Никто не предупредил нас, никто не заметил, как вошёл Рамзес. Внезапно он появился в самой середине столпившихся заключённых.
– Что, радуетесь? – закричал он. – Радуетесь, да? Но радуетесь вы слишком рано. Что бы ни случилось, мы поклялись, что ни один из вас не выйдет отсюда живым, а СС держит своё слово. Запомните это, собаки!
После этой тирады он несколько минут колотил нас чем попало, а потом ещё в течение многих дней бушевал, как зверь.
15. ЗАКЛЮЧЁННЫЕ ВОКРУГ ПЛИТЫ
Сколько бы ни бесновались Рамзес, Старик, унтер – офицеры и вся остальная свора, мы всегда находили время, чтобы поговорить друг с другом. Двое, трое, а то и четверо заключённых сходились возле плиты, которую мы топили прикладами от винтовок и драгоценной нефтью третьей империи. Польские и русские ребята стояли на часах. Тут же мы готовили еду и варили «организованную» картошку, а когда появлялись посторонние, прятали свои банки и кастрюли за сложенные штабелями винтовки и за стеллажи.
Во время этих бесед вокруг плиты зимой 1943/44 года нам поведали чудовищную историю Штутгофа. Хотя в нашей команде не было настоящих старожилов лагеря, «подследственные» знали многих из них и могли рассказать об их трагической судьбе.
Всё началось осенью 1939 года, сразу после вторжения гитлеровцев в Польшу. Сильно заболоченный участок леса был окружён колючей проволокой: так возник концентрационный лагерь. Сюда были согнаны первые десять тысяч заключённых, почти одни поляки. Они жили в неотапливаемых палатках; полураздетые, корчевали деревья и строили первые временные бараки. Хотя на ногах у них не было ничего, кроме деревянных колодок, передвигаться их заставляли только бегом. Первые два года в лагере но было ни одной ложки. Заключённые должны были, как животные, есть прямо из мисок. Перерывов на обед и отдых, которые были введены впоследствии, тогда не существовало. Телеги с «обедом» подъезжали прямо к рабочим колоннам, а потом снова раздавалось «Los, los!» и свист эсэсовских хлыстов.
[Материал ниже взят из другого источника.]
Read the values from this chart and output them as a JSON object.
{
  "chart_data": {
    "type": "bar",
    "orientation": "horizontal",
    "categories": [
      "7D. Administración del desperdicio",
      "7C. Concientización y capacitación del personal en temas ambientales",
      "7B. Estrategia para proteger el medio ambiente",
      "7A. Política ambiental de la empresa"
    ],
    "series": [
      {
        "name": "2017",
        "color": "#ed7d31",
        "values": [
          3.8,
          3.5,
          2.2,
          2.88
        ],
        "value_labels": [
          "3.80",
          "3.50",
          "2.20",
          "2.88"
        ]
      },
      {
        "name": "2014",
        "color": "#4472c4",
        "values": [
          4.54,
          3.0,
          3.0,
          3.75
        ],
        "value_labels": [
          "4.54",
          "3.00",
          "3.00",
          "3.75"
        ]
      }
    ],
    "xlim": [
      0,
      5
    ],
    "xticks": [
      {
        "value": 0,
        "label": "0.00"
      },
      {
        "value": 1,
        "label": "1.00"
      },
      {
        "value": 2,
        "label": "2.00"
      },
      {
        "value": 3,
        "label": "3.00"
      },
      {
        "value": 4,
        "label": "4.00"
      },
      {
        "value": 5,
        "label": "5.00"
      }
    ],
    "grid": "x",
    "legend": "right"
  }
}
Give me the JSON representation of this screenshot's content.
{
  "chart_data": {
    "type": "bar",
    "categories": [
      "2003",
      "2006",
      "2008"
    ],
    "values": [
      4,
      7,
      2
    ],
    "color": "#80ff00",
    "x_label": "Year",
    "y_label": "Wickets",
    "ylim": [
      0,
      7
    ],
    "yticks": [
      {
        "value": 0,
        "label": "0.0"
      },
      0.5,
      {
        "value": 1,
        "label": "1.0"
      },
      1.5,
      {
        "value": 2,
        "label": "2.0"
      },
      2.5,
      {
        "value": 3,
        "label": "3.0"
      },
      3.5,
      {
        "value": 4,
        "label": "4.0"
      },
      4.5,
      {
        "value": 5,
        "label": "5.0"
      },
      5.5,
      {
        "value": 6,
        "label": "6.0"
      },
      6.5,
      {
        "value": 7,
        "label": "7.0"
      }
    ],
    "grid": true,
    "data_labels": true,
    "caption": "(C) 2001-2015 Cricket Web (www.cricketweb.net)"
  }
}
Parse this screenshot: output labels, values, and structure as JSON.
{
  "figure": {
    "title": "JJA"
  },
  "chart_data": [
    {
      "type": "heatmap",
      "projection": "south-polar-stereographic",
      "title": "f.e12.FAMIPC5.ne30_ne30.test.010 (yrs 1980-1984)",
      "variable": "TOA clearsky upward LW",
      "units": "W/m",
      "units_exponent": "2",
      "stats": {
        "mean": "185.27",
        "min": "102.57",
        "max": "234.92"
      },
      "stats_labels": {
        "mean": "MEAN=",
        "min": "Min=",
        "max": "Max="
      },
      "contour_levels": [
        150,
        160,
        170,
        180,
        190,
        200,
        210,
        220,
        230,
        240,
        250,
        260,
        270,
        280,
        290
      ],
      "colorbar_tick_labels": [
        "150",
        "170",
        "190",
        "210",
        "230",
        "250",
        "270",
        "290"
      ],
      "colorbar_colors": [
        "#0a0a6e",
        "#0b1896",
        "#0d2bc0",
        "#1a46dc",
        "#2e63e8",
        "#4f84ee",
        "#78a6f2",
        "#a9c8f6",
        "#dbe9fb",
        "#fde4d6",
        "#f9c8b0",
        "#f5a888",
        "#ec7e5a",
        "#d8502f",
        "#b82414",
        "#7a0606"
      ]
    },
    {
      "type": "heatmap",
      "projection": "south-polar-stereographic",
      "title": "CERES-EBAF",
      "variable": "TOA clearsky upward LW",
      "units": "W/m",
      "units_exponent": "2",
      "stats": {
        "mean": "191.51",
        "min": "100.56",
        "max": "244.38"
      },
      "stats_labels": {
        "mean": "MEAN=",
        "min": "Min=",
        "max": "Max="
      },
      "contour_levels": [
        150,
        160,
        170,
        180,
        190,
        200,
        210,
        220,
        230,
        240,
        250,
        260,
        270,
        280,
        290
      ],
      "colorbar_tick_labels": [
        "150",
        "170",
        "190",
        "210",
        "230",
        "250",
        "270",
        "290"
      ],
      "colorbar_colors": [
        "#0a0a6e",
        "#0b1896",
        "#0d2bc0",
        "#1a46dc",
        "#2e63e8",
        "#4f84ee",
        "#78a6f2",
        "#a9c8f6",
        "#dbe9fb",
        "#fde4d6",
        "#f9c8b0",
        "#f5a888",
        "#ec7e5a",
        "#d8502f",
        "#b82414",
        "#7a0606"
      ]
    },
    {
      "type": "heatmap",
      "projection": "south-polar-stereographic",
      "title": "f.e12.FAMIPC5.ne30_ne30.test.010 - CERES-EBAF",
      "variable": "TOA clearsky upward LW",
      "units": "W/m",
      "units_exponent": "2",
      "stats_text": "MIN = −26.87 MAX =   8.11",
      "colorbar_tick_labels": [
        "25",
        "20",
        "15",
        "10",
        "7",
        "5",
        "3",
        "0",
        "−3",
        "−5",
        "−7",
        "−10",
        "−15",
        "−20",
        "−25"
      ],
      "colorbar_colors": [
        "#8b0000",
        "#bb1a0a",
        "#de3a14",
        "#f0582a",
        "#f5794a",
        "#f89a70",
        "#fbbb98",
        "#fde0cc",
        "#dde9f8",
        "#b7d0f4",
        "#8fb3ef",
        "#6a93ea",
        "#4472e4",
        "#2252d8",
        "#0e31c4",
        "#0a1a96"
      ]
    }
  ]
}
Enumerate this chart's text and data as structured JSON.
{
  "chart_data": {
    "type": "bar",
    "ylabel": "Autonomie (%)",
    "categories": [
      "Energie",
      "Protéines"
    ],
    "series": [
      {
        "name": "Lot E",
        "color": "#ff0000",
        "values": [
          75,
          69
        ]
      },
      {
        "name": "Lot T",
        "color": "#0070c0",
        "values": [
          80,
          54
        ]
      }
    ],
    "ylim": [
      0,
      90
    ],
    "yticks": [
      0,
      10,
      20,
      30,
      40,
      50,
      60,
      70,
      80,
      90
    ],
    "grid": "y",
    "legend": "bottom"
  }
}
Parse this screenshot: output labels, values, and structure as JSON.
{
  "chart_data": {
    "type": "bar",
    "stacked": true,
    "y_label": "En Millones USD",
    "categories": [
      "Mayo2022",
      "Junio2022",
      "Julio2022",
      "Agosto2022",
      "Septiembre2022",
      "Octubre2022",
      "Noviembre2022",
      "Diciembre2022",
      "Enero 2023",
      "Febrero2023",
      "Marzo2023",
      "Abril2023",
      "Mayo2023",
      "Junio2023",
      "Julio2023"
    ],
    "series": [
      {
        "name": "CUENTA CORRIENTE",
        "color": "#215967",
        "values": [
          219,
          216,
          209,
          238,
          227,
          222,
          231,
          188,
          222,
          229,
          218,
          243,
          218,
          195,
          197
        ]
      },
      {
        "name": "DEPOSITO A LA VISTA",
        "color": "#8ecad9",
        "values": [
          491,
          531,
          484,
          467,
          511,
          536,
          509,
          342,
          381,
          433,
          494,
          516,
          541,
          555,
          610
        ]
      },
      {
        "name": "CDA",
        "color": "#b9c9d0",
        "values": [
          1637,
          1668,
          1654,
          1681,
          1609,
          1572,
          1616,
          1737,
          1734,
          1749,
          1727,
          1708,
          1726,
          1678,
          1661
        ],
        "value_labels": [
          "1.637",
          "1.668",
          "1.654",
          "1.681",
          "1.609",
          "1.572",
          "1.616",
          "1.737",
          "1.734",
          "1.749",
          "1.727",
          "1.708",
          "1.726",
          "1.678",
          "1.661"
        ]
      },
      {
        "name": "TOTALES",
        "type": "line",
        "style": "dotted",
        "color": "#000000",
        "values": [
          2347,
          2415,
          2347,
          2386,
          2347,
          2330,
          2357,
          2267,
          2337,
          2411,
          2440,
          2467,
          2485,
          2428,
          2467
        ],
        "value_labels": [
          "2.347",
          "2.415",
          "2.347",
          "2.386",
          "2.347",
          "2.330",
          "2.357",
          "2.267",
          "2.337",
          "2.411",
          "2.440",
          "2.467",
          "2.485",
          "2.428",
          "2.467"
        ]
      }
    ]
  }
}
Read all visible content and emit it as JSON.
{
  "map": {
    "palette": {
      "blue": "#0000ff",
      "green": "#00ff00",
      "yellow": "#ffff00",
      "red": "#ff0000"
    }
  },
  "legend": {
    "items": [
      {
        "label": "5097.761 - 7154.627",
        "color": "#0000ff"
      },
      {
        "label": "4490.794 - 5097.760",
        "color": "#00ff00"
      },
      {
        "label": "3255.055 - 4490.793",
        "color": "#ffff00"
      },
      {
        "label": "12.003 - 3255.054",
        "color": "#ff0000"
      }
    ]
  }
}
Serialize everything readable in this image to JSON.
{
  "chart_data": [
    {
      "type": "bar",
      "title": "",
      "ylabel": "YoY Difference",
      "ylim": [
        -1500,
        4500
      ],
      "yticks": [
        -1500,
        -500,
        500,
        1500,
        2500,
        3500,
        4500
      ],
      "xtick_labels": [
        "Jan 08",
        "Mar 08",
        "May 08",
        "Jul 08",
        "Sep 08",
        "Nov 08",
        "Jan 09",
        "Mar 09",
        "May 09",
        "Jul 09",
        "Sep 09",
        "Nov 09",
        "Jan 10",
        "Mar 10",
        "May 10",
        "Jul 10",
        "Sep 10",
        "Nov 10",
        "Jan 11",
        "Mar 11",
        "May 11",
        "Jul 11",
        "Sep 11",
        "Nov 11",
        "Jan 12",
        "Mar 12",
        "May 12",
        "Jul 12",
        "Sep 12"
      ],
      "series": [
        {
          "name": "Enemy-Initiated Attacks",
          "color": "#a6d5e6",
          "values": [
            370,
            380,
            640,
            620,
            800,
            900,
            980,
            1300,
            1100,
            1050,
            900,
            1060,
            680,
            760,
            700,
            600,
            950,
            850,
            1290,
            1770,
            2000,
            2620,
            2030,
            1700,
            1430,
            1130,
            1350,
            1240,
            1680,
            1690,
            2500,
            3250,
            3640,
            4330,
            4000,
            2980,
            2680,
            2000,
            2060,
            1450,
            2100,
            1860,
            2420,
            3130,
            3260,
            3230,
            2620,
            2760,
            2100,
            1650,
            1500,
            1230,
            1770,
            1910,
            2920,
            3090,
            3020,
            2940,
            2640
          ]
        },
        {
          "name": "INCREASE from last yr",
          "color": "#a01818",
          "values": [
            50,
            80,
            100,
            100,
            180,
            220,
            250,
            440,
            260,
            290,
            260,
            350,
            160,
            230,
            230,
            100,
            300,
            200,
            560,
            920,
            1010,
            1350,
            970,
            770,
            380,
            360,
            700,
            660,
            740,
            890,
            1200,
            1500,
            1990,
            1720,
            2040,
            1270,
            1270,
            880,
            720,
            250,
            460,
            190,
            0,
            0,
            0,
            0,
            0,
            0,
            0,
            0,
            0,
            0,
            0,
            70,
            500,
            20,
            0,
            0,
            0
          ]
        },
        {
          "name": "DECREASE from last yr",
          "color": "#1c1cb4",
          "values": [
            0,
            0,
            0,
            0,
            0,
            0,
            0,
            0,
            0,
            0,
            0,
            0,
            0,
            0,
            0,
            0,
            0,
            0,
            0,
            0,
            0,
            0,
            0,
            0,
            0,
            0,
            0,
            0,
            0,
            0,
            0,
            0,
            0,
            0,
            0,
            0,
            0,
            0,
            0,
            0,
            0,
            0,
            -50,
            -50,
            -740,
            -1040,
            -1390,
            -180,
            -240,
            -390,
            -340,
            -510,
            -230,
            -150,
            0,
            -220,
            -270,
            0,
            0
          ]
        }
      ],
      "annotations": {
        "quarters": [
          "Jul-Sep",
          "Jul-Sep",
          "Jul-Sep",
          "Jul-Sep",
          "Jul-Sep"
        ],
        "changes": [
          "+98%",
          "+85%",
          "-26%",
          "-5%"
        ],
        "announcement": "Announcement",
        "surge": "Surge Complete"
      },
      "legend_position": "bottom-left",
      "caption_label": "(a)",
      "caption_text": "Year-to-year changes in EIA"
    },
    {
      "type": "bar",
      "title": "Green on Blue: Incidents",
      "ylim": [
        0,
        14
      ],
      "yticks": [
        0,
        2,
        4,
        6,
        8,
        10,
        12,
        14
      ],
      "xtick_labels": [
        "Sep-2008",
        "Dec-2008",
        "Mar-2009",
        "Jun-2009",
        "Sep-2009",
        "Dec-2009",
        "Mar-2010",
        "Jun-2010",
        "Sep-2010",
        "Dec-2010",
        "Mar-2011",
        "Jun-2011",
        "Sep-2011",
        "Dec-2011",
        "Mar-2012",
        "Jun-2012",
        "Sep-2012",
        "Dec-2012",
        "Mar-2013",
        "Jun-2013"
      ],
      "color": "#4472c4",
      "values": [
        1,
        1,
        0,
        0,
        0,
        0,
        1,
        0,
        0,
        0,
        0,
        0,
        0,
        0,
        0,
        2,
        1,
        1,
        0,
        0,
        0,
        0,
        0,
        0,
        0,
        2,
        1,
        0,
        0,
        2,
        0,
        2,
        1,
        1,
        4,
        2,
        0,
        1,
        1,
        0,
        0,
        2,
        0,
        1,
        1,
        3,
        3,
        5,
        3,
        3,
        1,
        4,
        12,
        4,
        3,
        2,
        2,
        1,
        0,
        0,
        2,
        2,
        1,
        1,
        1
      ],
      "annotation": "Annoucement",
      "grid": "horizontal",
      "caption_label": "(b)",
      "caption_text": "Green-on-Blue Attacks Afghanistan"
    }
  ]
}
V меня есть друг, – сказал мне как-то один поляк, когда мы стояли возле плиты. – Из первых десяти тысяч заключённых уцелело лишь сорок восемь человек; так вот, он один из них. Когда в сорок первом году они выходили каждое утро из нынешнего старого лагеря, который уже был построен, у ворот стояли эсэсовцы и внимательно оглядывали заключённых. Каждого, кто шёл недостаточно бодро или казался больным, выволакивали из строя и тащили в барак, где теперь находится душевая. Там их убивали; как правило, эсэсовцы забивали их до смерти палкой. Мой друг настолько обессилел, что однажды утром, когда колонна выходила из лагеря, он упал. Эсэсовцы моментально набросились на него. Он тут же поднялся и стал уверять, что просто споткнулся о камень. Поскольку колонна уже опаздывала, а его друзья в один голос подтвердили, что он здоровый и сильный парень, его не отправили в дом смерти.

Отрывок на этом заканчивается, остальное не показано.